If you're creating a formal employee handbook for the first time, Figeley and Pires advised including the following essential policies:
- FLSA classification or exemption status policy
- FMLA coverage eligibility and other leaves of absence (i.e., jury duty), as well as the rights and responsibilities of employees and employer
- EOO policy
- Anti-bullying, sexual harassment and discrimination policies
- "Employment at will" disclaimer (required by 23 states)
- Time and attendance expectations
- Personal time off/vacation time allowed
- Payroll schedules, deductions and processes (from employee perspective)
- Handling of workplace safety and accidents
- Benefits offerings, where applicable
For the "modern office," technology and remote work policies should also have a place in employee handbooks. The guides should clearly spell out use of BYOD versus employer-owned equipment, as well as any privacy expectations surrounding corporate data. Figeley said your handbook should include policies around special work arrangements such as telecommuting and flex time, and Pires recommended a social media policy outlining some basic guidelines for how an employee should represent your brand on public social networks.
If you're creating an employee handbook for the first time, don't try to go it alone, Pires said. There are plenty of tools to help you create a handbook, such as online employee handbook wizards from companies like ADP. While there are numerous templates available online, and plenty of existing company handbooks to use as models, be aware that your handbook should take into account your unique business needs and circumstances.
"Don't [assume] generic policies you've downloaded or borrowed from someone you know are going to have the appropriate language or content for your business, because chances are it doesn't," Pires said. "Think about getting the right experts involved to guide you through the process.
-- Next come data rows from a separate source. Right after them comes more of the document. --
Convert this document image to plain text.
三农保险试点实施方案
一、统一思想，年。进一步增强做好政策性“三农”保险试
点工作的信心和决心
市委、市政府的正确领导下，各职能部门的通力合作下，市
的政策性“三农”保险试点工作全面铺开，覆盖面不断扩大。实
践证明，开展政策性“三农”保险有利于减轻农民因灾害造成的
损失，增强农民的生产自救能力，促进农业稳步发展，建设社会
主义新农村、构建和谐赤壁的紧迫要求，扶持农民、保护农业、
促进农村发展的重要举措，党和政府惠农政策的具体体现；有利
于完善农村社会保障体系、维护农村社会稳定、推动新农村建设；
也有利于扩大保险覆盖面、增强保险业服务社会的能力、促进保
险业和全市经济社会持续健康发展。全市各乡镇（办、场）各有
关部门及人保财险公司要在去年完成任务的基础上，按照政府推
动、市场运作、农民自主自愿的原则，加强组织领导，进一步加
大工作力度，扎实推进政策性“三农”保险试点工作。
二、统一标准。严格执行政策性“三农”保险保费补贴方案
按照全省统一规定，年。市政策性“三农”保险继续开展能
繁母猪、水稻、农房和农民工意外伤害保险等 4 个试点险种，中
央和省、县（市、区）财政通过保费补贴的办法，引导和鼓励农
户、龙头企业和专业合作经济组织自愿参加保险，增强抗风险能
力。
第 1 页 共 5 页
If you're flying solo without the right expertise, it can be really difficult."
Most importantly, when crafting your handbook, remember that its primary purpose is to engage and motivate your employees.
"An employee handbook [should] inspire, motivate and guide employees," Figeley said. "It does need to take risk mitigation into account, but its primary purpose is to introduce employees to your culture, people and history. [Explain] what you're doing and how they are a part of that. It should be a method of acculturating or socializing employees into an organization, and getting them excited about working [with you]."